Le contexte du massacre de Sétif
C’est le débarquement allié en Afrique du Nord en novembre 1942 qui provoque un réel électrochoc en Algérie, alors sous le joug d’un ordre colonial encore plus brutal depuis l’arrivée au pouvoir de Pétain en métropole. C’est à la fois l’anticolonialisme américain, la forte présence des musulmans dans l’armée française d’Afrique, et l’importance de la Résistance comme « mythe », déjà, qui donnent un coup de fouet au mouvement de libération national algérien.
De Gaulle décide alors de donner, dans son ordonnance du 7 mars 1944, la nationalité française à tous les « indigènes » décorés militairement ou bénéficiant de différents diplômes, leur donnant accès à tous les emplois civils et militaires et une meilleure représentativité dans les assemblées locales. Ils sont plus de 60 000 à en bénéficier en 1945, ce qui fait grincer quelques dents dans les milieux coloniaux…
Que s’est-il passé le 8 mai ?
En général, on place les massacres de Sétif (qui ont eu lieu aussi ailleurs dans le pays) le 8 mai 1945, date évidemment symbolique. C’est un peu plus complexe. Ce jour-là, une manifestation est autorisée par les autorités ; on y exige l’égalité pour tous, la fin du colonialisme, mais aussi la libération de Hadj, et les slogans se font de plus en plus nationalistes. Ce sont plus de 10 000 personnes qui manifestent en chantant l’hymne nationaliste Min Djibalina, des drapeaux américains ou anglais sont brandis, et bientôt des pancartes pour une Algérie libre et indépendante.
C’est alors que la jeune leader des scouts musulmans, Aïssa Cheraga, brandit un drapeau algérien ; cela provoque une réaction de colons présents sur place, une échauffourée et le jeune Bouzid Saal est tué par un policier alors qu’il tente à son tour de brandir le drapeau. C’est la panique, la police tire et les manifestants en colère se vengent sur des Européens, en tuant plus d’une vingtaine en quelques heures. La situation se calme sur place à l’arrivée des tirailleurs, mais des troubles éclatent dans les campagnes et ce sont finalement une centaine d’Européens, surtout des fermiers, qui sont tués dans la journée. Les troubles éclatent aussi à Guelma où l’armée tire sur la foule, faisant un mort. La situation est donc au bord du soulèvement général à la fin de ce 8 mai 1945.
Le bilan et les conséquences du massacre de Sétif
Il est bien difficile de se faire une idée précise du bilan réel, à cause du symbole que sont devenues ces journées, manipulées par les « deux camps », et jusqu’à aujourd’hui. En Algérie indépendante, on évoque plus de 40 000 morts alors que du côté officiel français de l’époque on table sur environ 1500…La « vérité » est probablement entre les deux, on peut dire sans trop s’engager qu’il y a eu une centaine de morts « européens » pour plusieurs milliers de morts « musulmans ».
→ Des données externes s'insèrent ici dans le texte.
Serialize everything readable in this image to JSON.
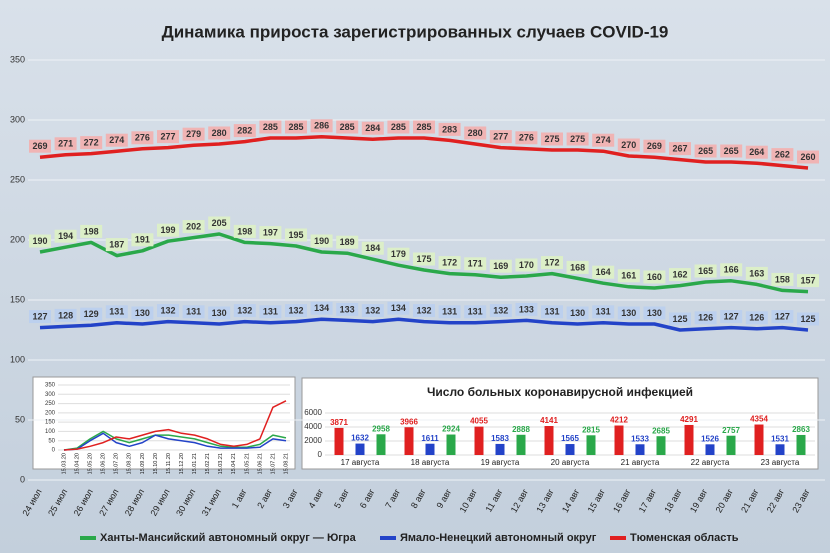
{
  "chart_data": [
    {
      "type": "line",
      "title": "Динамика прироста зарегистрированных случаев COVID-19",
      "categories": [
        "24 июл",
        "25 июл",
        "26 июл",
        "27 июл",
        "28 июл",
        "29 июл",
        "30 июл",
        "31 июл",
        "1 авг",
        "2 авг",
        "3 авг",
        "4 авг",
        "5 авг",
        "6 авг",
        "7 авг",
        "8 авг",
        "9 авг",
        "10 авг",
        "11 авг",
        "12 авг",
        "13 авг",
        "14 авг",
        "15 авг",
        "16 авг",
        "17 авг",
        "18 авг",
        "19 авг",
        "20 авг",
        "21 авг",
        "22 авг",
        "23 авг"
      ],
      "series": [
        {
          "name": "Ханты-Мансийский автономный округ — Югра",
          "color": "#2aa84a",
          "label_fill": "#dcefc8",
          "values": [
            190,
            194,
            198,
            187,
            191,
            199,
            202,
            205,
            198,
            197,
            195,
            190,
            189,
            184,
            179,
            175,
            172,
            171,
            169,
            170,
            172,
            168,
            164,
            161,
            160,
            162,
            165,
            166,
            163,
            158,
            157
          ]
        },
        {
          "name": "Ямало-Ненецкий автономный округ",
          "color": "#2343c8",
          "label_fill": "#bcd0ee",
          "values": [
            127,
            128,
            129,
            131,
            130,
            132,
            131,
            130,
            132,
            131,
            132,
            134,
            133,
            132,
            134,
            132,
            131,
            131,
            132,
            133,
            131,
            130,
            131,
            130,
            130,
            125,
            126,
            127,
            126,
            127,
            125
          ]
        },
        {
          "name": "Тюменская область",
          "color": "#e02020",
          "label_fill": "#f0b4b4",
          "values": [
            269,
            271,
            272,
            274,
            276,
            277,
            279,
            280,
            282,
            285,
            285,
            286,
            285,
            284,
            285,
            285,
            283,
            280,
            277,
            276,
            275,
            275,
            274,
            270,
            269,
            267,
            265,
            265,
            264,
            262,
            260
          ]
        }
      ],
      "ylim": [
        0,
        350
      ],
      "yticks": [
        0,
        50,
        100,
        150,
        200,
        250,
        300,
        350
      ],
      "grid": true,
      "legend": "bottom"
    },
    {
      "type": "line",
      "categories": [
        "15.03.20",
        "15.04.20",
        "15.05.20",
        "15.06.20",
        "15.07.20",
        "15.08.20",
        "15.09.20",
        "15.10.20",
        "15.11.20",
        "15.12.20",
        "15.01.21",
        "15.02.21",
        "15.03.21",
        "15.04.21",
        "15.05.21",
        "15.06.21",
        "15.07.21",
        "15.08.21"
      ],
      "series": [
        {
          "color": "#2aa84a",
          "values": [
            0,
            10,
            60,
            100,
            60,
            40,
            60,
            80,
            80,
            70,
            60,
            40,
            20,
            15,
            15,
            30,
            80,
            65
          ]
        },
        {
          "color": "#2343c8",
          "values": [
            0,
            5,
            50,
            90,
            40,
            20,
            40,
            80,
            60,
            50,
            40,
            20,
            10,
            10,
            10,
            15,
            60,
            50
          ]
        },
        {
          "color": "#e02020",
          "values": [
            0,
            5,
            20,
            40,
            70,
            60,
            80,
            100,
            110,
            90,
            80,
            60,
            30,
            20,
            30,
            60,
            230,
            265
          ]
        }
      ],
      "ylim": [
        0,
        350
      ],
      "yticks": [
        0,
        50,
        100,
        150,
        200,
        250,
        300,
        350
      ],
      "grid": true
    },
    {
      "type": "bar",
      "title": "Число больных коронавирусной инфекцией",
      "categories": [
        "17 августа",
        "18 августа",
        "19 августа",
        "20 августа",
        "21 августа",
        "22 августа",
        "23 августа"
      ],
      "series": [
        {
          "color": "#e02020",
          "values": [
            3871,
            3966,
            4055,
            4141,
            4212,
            4291,
            4354
          ]
        },
        {
          "color": "#2343c8",
          "values": [
            1632,
            1611,
            1583,
            1565,
            1533,
            1526,
            1531
          ]
        },
        {
          "color": "#2aa84a",
          "values": [
            2958,
            2924,
            2888,
            2815,
            2685,
            2757,
            2863
          ]
        }
      ],
      "ylim": [
        0,
        6000
      ],
      "yticks": [
        0,
        2000,
        4000,
        6000
      ],
      "grid": true
    }
  ]
}
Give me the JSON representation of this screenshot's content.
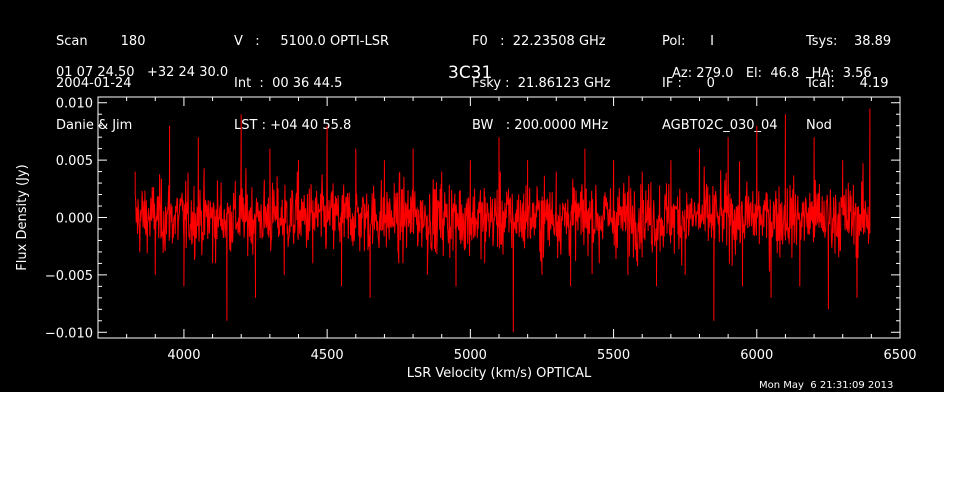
{
  "header": {
    "col1": [
      "Scan        180",
      "2004-01-24",
      "Danie & Jim"
    ],
    "col2": [
      "V   :     5100.0 OPTI-LSR",
      "Int  :  00 36 44.5",
      "LST : +04 40 55.8"
    ],
    "col3": [
      "F0   :  22.23508 GHz",
      "Fsky :  21.86123 GHz",
      "BW   : 200.0000 MHz"
    ],
    "col4": [
      "Pol:      I",
      "IF :      0",
      "AGBT02C_030_04"
    ],
    "col5": [
      "Tsys:    38.89",
      "Tcal:      4.19",
      "Nod"
    ],
    "coords": "01 07 24.50   +32 24 30.0",
    "source": "3C31",
    "pointing": "Az: 279.0   El:  46.8   HA:  3.56"
  },
  "timestamp": "Mon May  6 21:31:09 2013",
  "colors": {
    "background": "#000000",
    "axes": "#ffffff",
    "trace": "#ff0000",
    "page": "#ffffff"
  },
  "chart_data": {
    "type": "line",
    "title": "3C31",
    "xlabel": "LSR Velocity (km/s) OPTICAL",
    "ylabel": "Flux Density (Jy)",
    "xlim": [
      3700,
      6500
    ],
    "ylim": [
      -0.0105,
      0.0105
    ],
    "xticks": [
      4000,
      4500,
      5000,
      5500,
      6000,
      6500
    ],
    "xtick_labels": [
      "4000",
      "4500",
      "5000",
      "5500",
      "6000",
      "6500"
    ],
    "yticks": [
      -0.01,
      -0.005,
      0.0,
      0.005,
      0.01
    ],
    "ytick_labels": [
      "−0.010",
      "−0.005",
      "0.000",
      "0.005",
      "0.010"
    ],
    "x_range": [
      3830,
      6395
    ],
    "series": [
      {
        "description": "noise-like spectrum, approximately zero mean, rms about 0.003 Jy",
        "x": [
          3830,
          3900,
          3950,
          4000,
          4050,
          4100,
          4150,
          4200,
          4250,
          4300,
          4350,
          4400,
          4450,
          4500,
          4550,
          4600,
          4650,
          4700,
          4750,
          4800,
          4850,
          4900,
          4950,
          5000,
          5050,
          5100,
          5150,
          5200,
          5250,
          5300,
          5350,
          5400,
          5450,
          5500,
          5550,
          5600,
          5650,
          5700,
          5750,
          5800,
          5850,
          5900,
          5950,
          6000,
          6050,
          6100,
          6150,
          6200,
          6250,
          6300,
          6350,
          6395
        ],
        "y": [
          0.004,
          -0.005,
          0.008,
          -0.006,
          0.007,
          -0.004,
          -0.009,
          0.009,
          -0.007,
          0.006,
          -0.005,
          0.005,
          -0.004,
          0.008,
          -0.006,
          0.006,
          -0.007,
          0.005,
          -0.004,
          0.006,
          -0.005,
          0.004,
          -0.006,
          0.005,
          -0.004,
          0.007,
          -0.01,
          0.005,
          -0.005,
          0.004,
          -0.006,
          0.006,
          -0.004,
          0.005,
          -0.005,
          0.004,
          -0.006,
          0.005,
          -0.005,
          0.006,
          -0.009,
          0.007,
          -0.006,
          0.008,
          -0.007,
          0.009,
          -0.006,
          0.007,
          -0.008,
          0.005,
          -0.007,
          0.0095
        ]
      }
    ]
  }
}
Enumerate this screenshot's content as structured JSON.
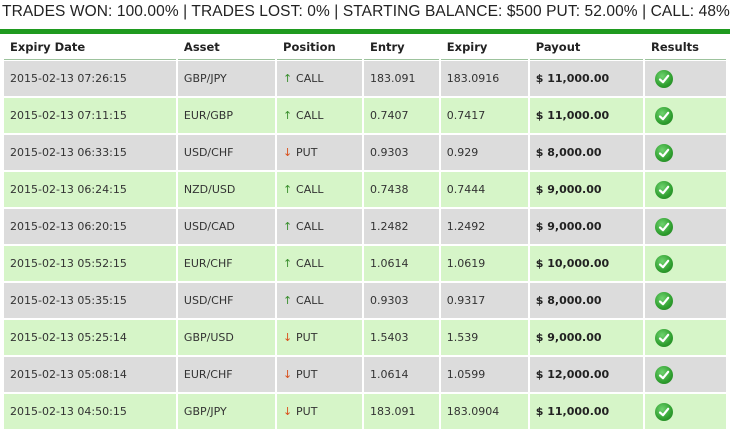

L’enquête officielle de l’époque est bâclée, mais on en profite tout de même pour emprisonner plusieurs meneurs nationalistes algériens, comme Ferhat Abbas. Surtout, on ne comprend pas l’impact que vont avoir ces journées de massacres sur les Algériens musulmans.
Du côté nationaliste, c’est au contraire un choc. Les massacres de mai 1945 sont même pour la mémoire collective algérienne le ciment qui va conduire au soulèvement moins de dix ans plus tard.
Bibliographie
- Chroniques d'un massacre. 8 mai 1945 : Setif, Guelma, Kherrata de Boucif Mekhaled. Syros, 1995.
- Sétif 1945, chronique d'un massacre oublié, de Jean-Louis Planche. Perrin, 2010.